Hang, the founder of the channel "Hang's Extraordinary Life" has featured strong African men on TikTok. Although Hang still features black men in his crew, the appearance of African actors has tended to be to borrow or ask for money, which sparked resentment among his fans.
A technical fix
Compared to previous restrictions on Chinese internet content, the ban from 2022 on live-streaming from Africa has a direct geopolitical and geo-economic component as it is linked to Beijing's strategy to invest in Africa and mobilize Chinese workers to go to Africa. The racist incident captured by the BBC threatened that objective.

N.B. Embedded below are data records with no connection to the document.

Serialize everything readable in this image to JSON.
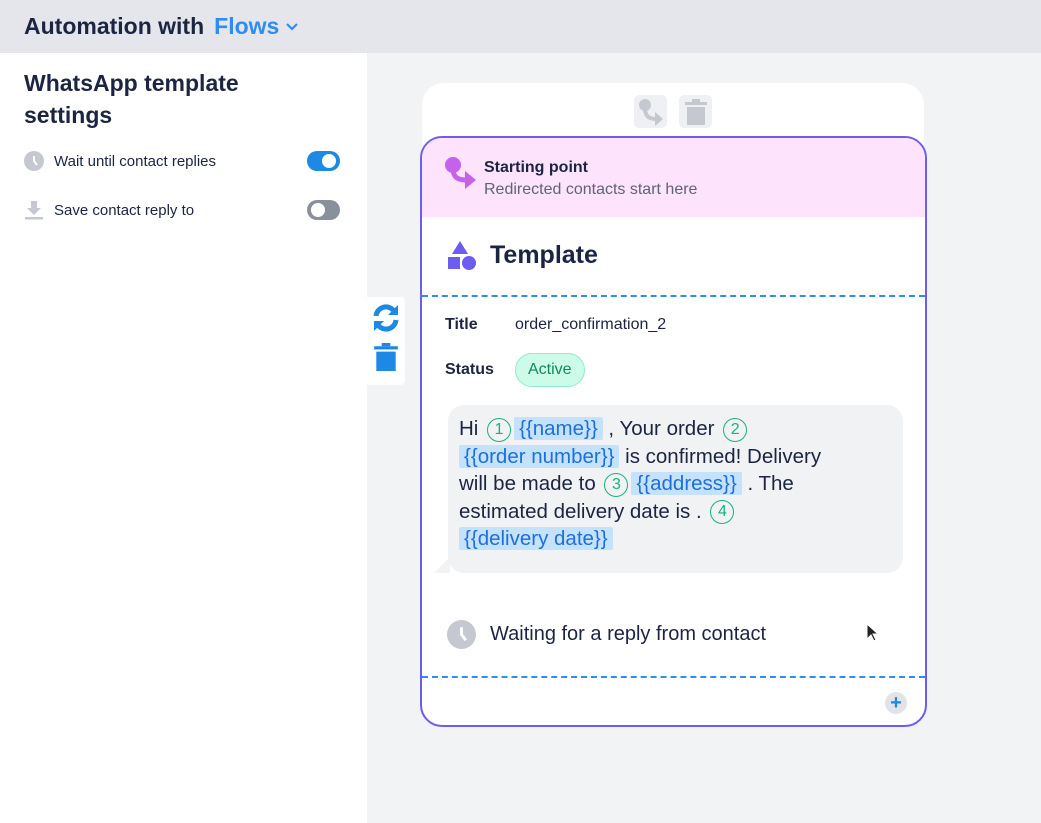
{
  "header": {
    "title": "Automation with",
    "product": "Flows",
    "chevron_icon": "chevron-down-icon"
  },
  "settings": {
    "title": "WhatsApp template settings",
    "options": [
      {
        "label": "Wait until contact replies",
        "icon": "clock-icon",
        "enabled": true
      },
      {
        "label": "Save contact reply to",
        "icon": "download-icon",
        "enabled": false
      }
    ]
  },
  "node": {
    "start": {
      "title": "Starting point",
      "subtitle": "Redirected contacts start here"
    },
    "type": "Template",
    "title_label": "Title",
    "title_value": "order_confirmation_2",
    "status_label": "Status",
    "status_value": "Active",
    "message_lines": [
      [
        {
          "t": "Hi"
        },
        {
          "n": "1"
        },
        {
          "v": "{{name}}"
        },
        {
          "t": " , Your order"
        },
        {
          "n": "2"
        }
      ],
      [
        {
          "v": "{{order number}}"
        },
        {
          "t": " is confirmed! Delivery"
        }
      ],
      [
        {
          "t": "will be made to"
        },
        {
          "n": "3"
        },
        {
          "v": "{{address}}"
        },
        {
          "t": " . The"
        }
      ],
      [
        {
          "t": "estimated delivery date is ."
        },
        {
          "n": "4"
        }
      ],
      [
        {
          "v": "{{delivery date}}"
        }
      ]
    ],
    "waiting": "Waiting for a reply from contact"
  },
  "colors": {
    "accent": "#2f8cf0",
    "node_border": "#6c5cf0",
    "start_bg": "#fde3fc",
    "active_badge": "#cdfbea"
  }
}
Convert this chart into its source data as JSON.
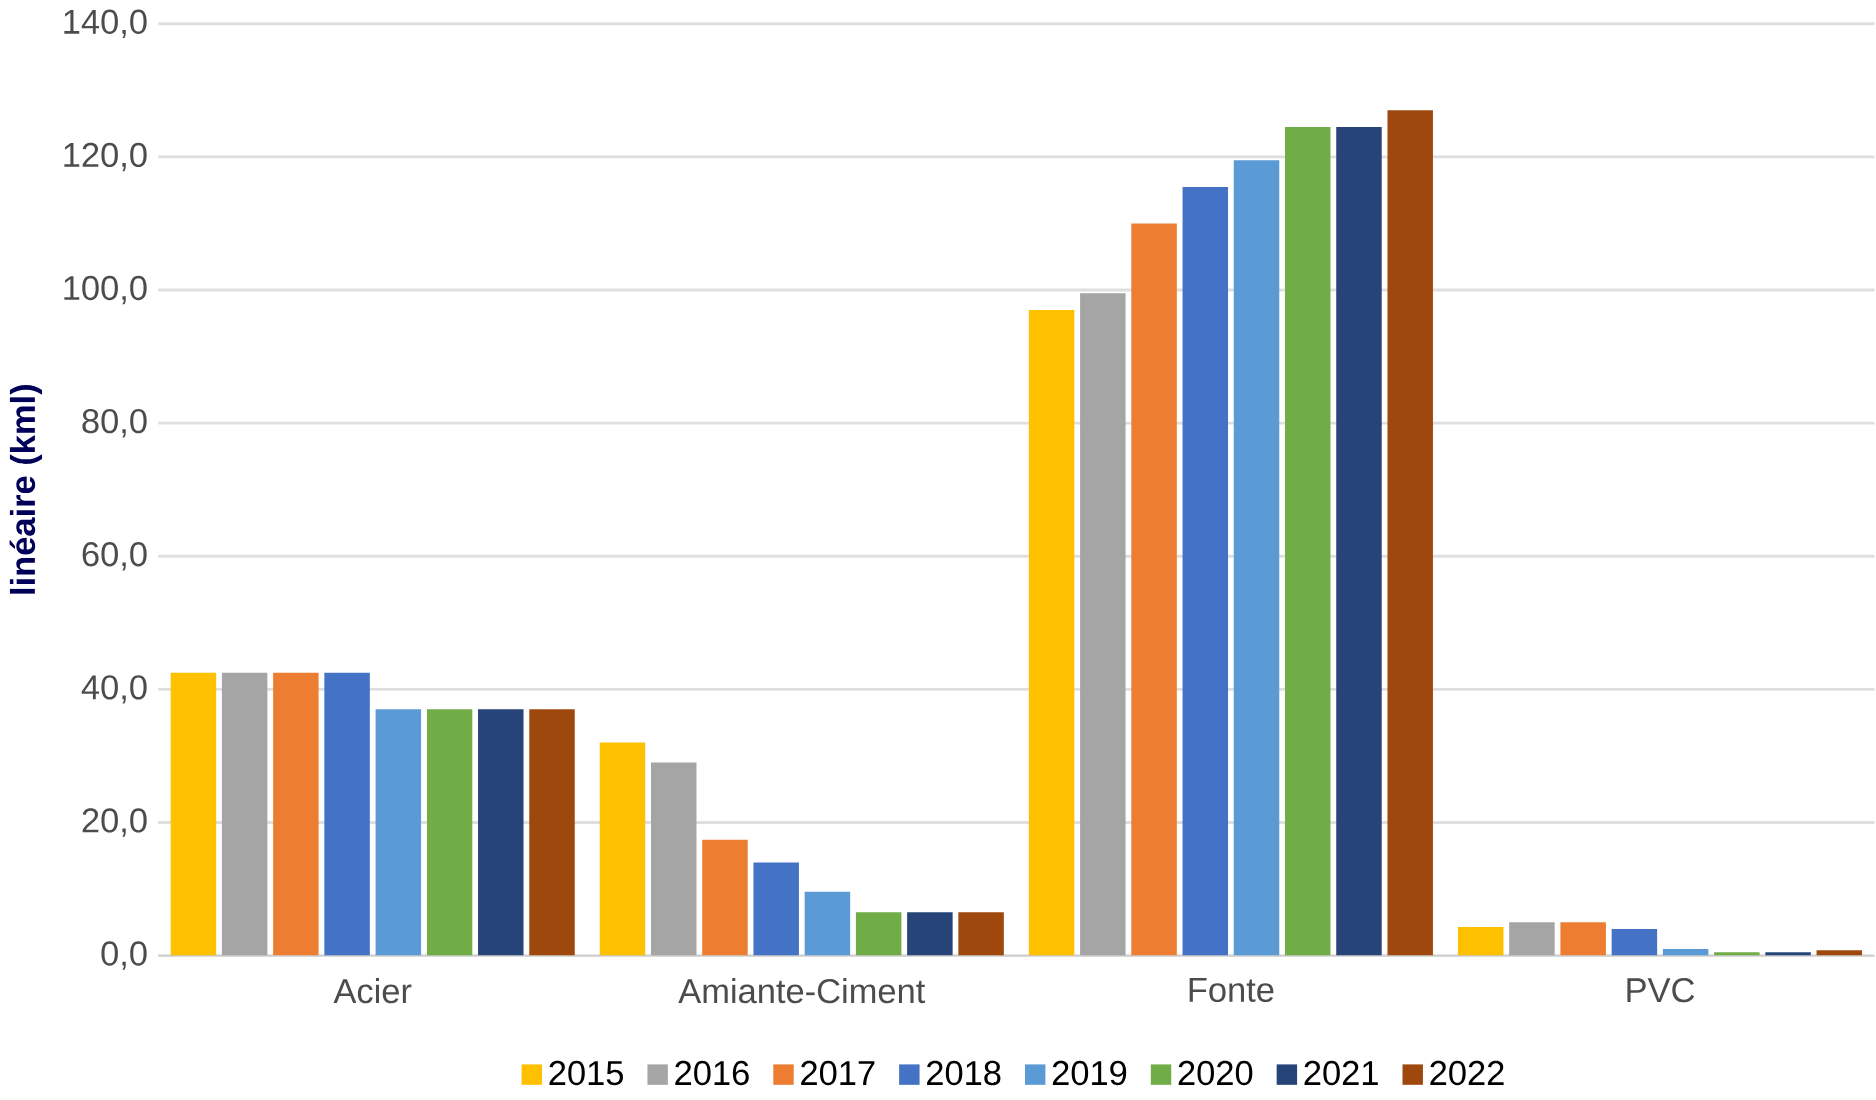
{
  "chart_data": {
    "type": "bar",
    "ylabel": "linéaire (kml)",
    "categories": [
      "Acier",
      "Amiante-Ciment",
      "Fonte",
      "PVC"
    ],
    "series": [
      {
        "name": "2015",
        "color": "#ffc000",
        "values": [
          42.5,
          32,
          97,
          4.3
        ]
      },
      {
        "name": "2016",
        "color": "#a5a5a5",
        "values": [
          42.5,
          29,
          99.5,
          5
        ]
      },
      {
        "name": "2017",
        "color": "#ed7d31",
        "values": [
          42.5,
          17.4,
          110,
          5
        ]
      },
      {
        "name": "2018",
        "color": "#4472c4",
        "values": [
          42.5,
          14,
          115.5,
          4
        ]
      },
      {
        "name": "2019",
        "color": "#5b9bd5",
        "values": [
          37,
          9.6,
          119.5,
          1
        ]
      },
      {
        "name": "2020",
        "color": "#70ad47",
        "values": [
          37,
          6.5,
          124.5,
          0.5
        ]
      },
      {
        "name": "2021",
        "color": "#264478",
        "values": [
          37,
          6.5,
          124.5,
          0.5
        ]
      },
      {
        "name": "2022",
        "color": "#9e480e",
        "values": [
          37,
          6.5,
          127,
          0.8
        ]
      }
    ],
    "ylim": [
      0,
      140
    ],
    "yticks": [
      {
        "value": 0,
        "label": "0,0"
      },
      {
        "value": 20,
        "label": "20,0"
      },
      {
        "value": 40,
        "label": "40,0"
      },
      {
        "value": 60,
        "label": "60,0"
      },
      {
        "value": 80,
        "label": "80,0"
      },
      {
        "value": 100,
        "label": "100,0"
      },
      {
        "value": 120,
        "label": "120,0"
      },
      {
        "value": 140,
        "label": "140,0"
      }
    ],
    "grid": "y",
    "legend": "bottom"
  }
}
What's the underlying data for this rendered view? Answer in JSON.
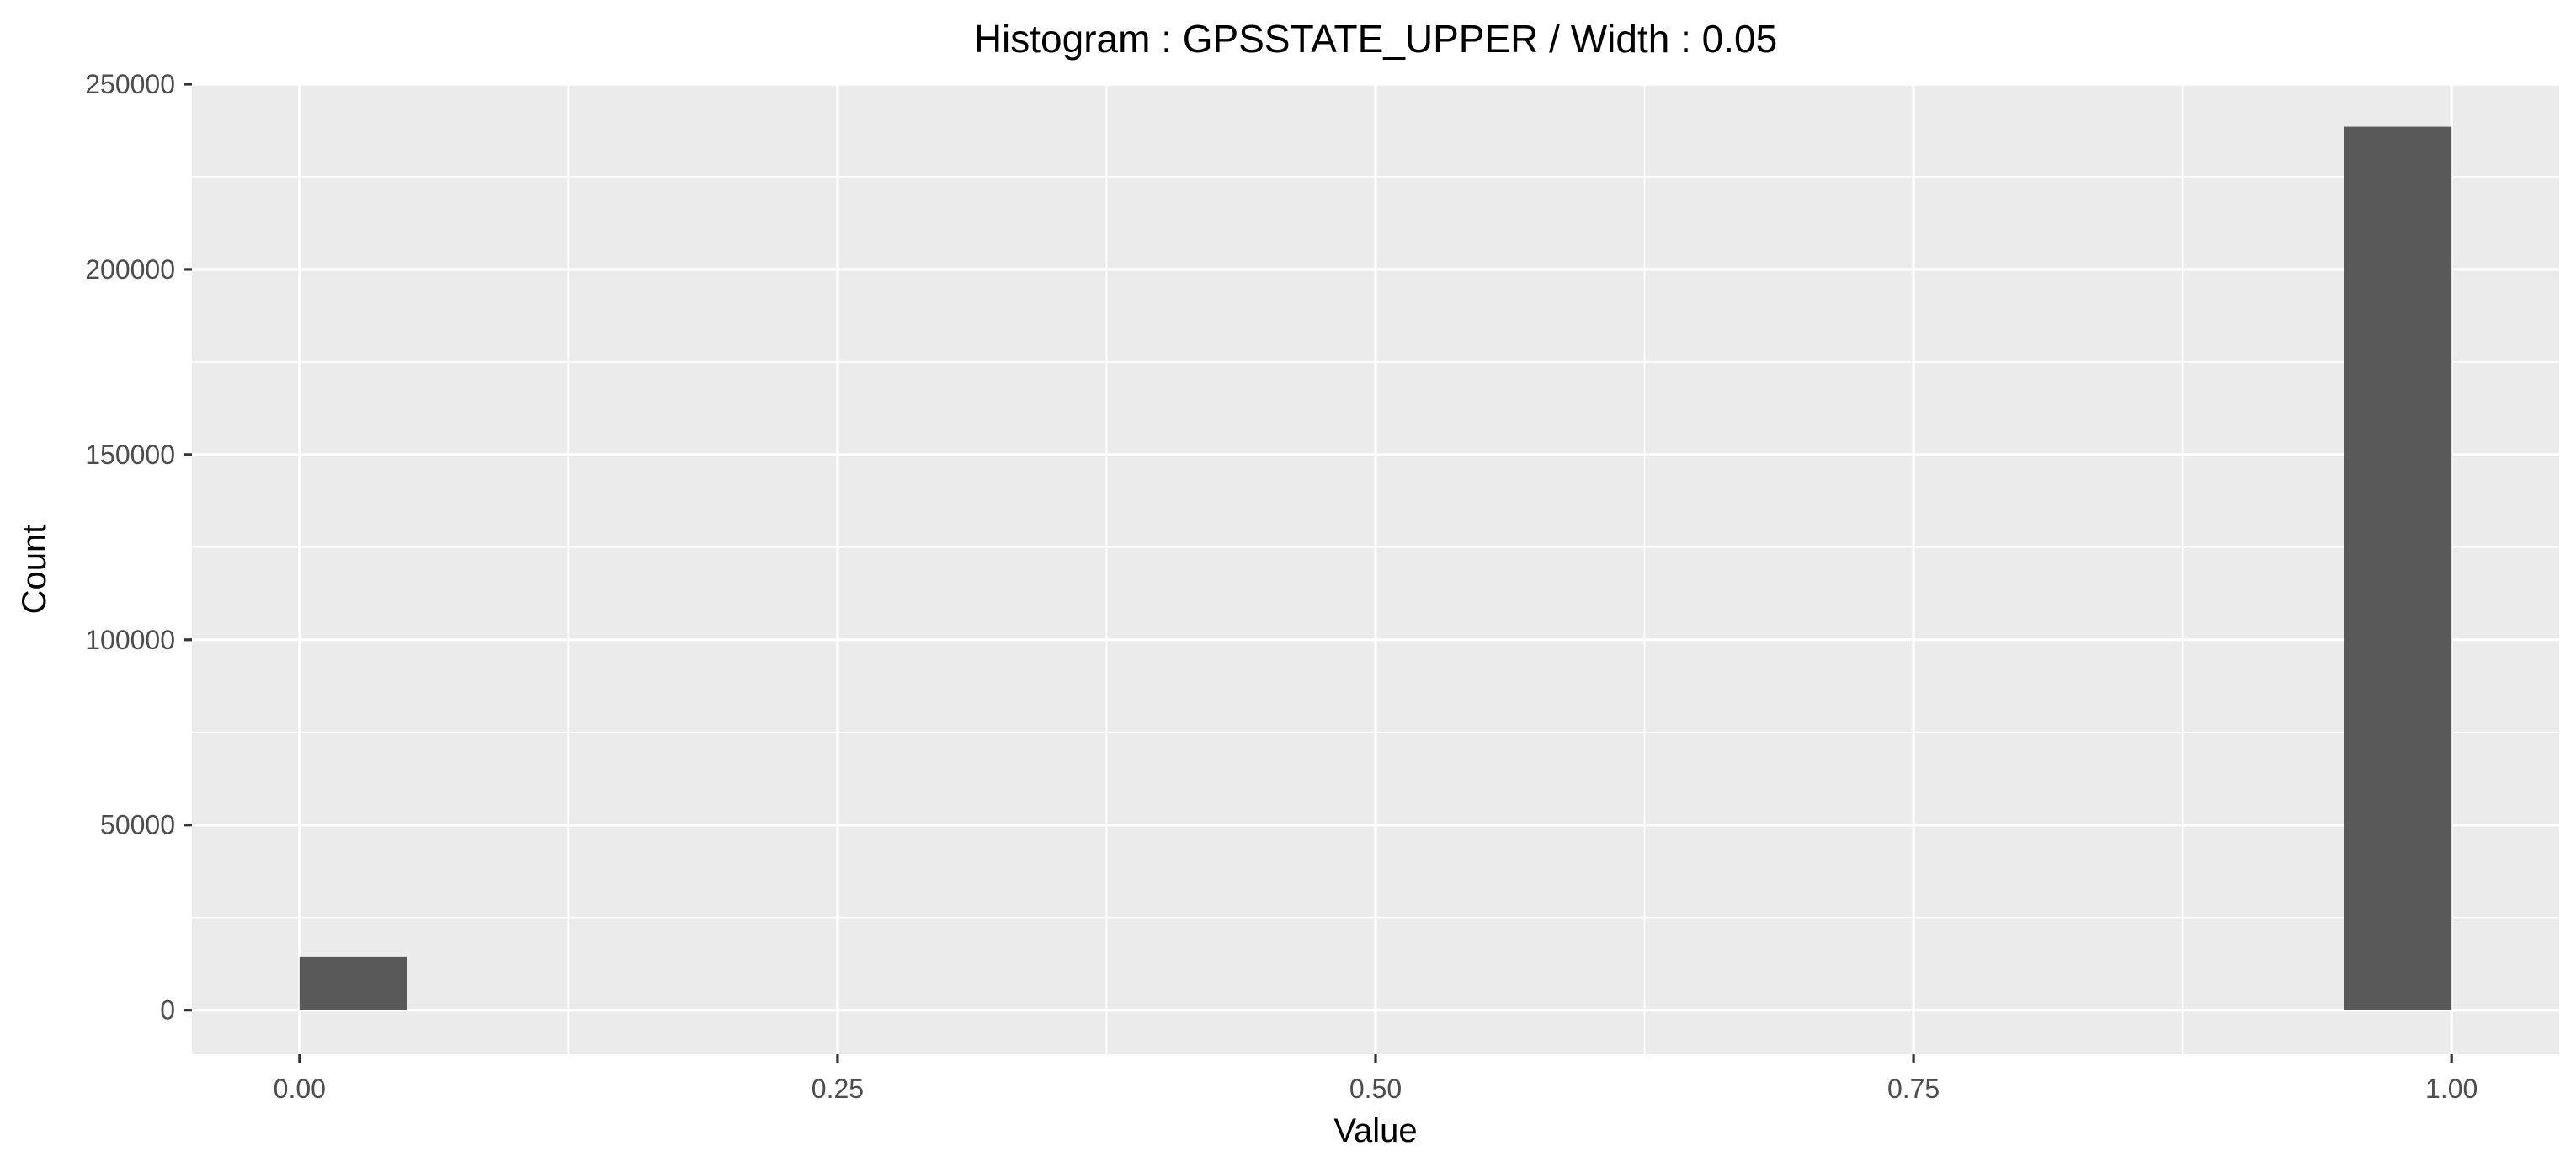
{
  "chart_data": {
    "type": "bar",
    "title": "Histogram : GPSSTATE_UPPER / Width : 0.05",
    "xlabel": "Value",
    "ylabel": "Count",
    "bin_width": 0.05,
    "bins": [
      {
        "x_start": 0.0,
        "x_end": 0.05,
        "count": 14500
      },
      {
        "x_start": 0.95,
        "x_end": 1.0,
        "count": 238500
      }
    ],
    "xlim": [
      -0.05,
      1.05
    ],
    "ylim": [
      -11900,
      250000
    ],
    "x_ticks": [
      {
        "value": 0.0,
        "label": "0.00"
      },
      {
        "value": 0.25,
        "label": "0.25"
      },
      {
        "value": 0.5,
        "label": "0.50"
      },
      {
        "value": 0.75,
        "label": "0.75"
      },
      {
        "value": 1.0,
        "label": "1.00"
      }
    ],
    "y_ticks": [
      {
        "value": 0,
        "label": "0"
      },
      {
        "value": 50000,
        "label": "50000"
      },
      {
        "value": 100000,
        "label": "100000"
      },
      {
        "value": 150000,
        "label": "150000"
      },
      {
        "value": 200000,
        "label": "200000"
      },
      {
        "value": 250000,
        "label": "250000"
      }
    ],
    "grid": true,
    "colors": {
      "panel_background": "#ebebeb",
      "bar_fill": "#595959",
      "gridline": "#ffffff"
    }
  }
}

It is also notable that AI and mass algorithms were applied in this ban. This type of censorship regulates the circulation rather than the production side, meaning that it usually limits the visibility or proliferation of content by regulating traffic channels, exposure channels, search channels, etc., but does not concern itself with producing content that is more conducive to cross-cultural understanding. And there is apparently no effort to confront the racism that it exposes.
It may be most convenient for social media censors to simply reduce the issue to a technical setting in the system rather than to confront those posting racist content. Truth be told, this is the typical formula today for social media content censorship in China.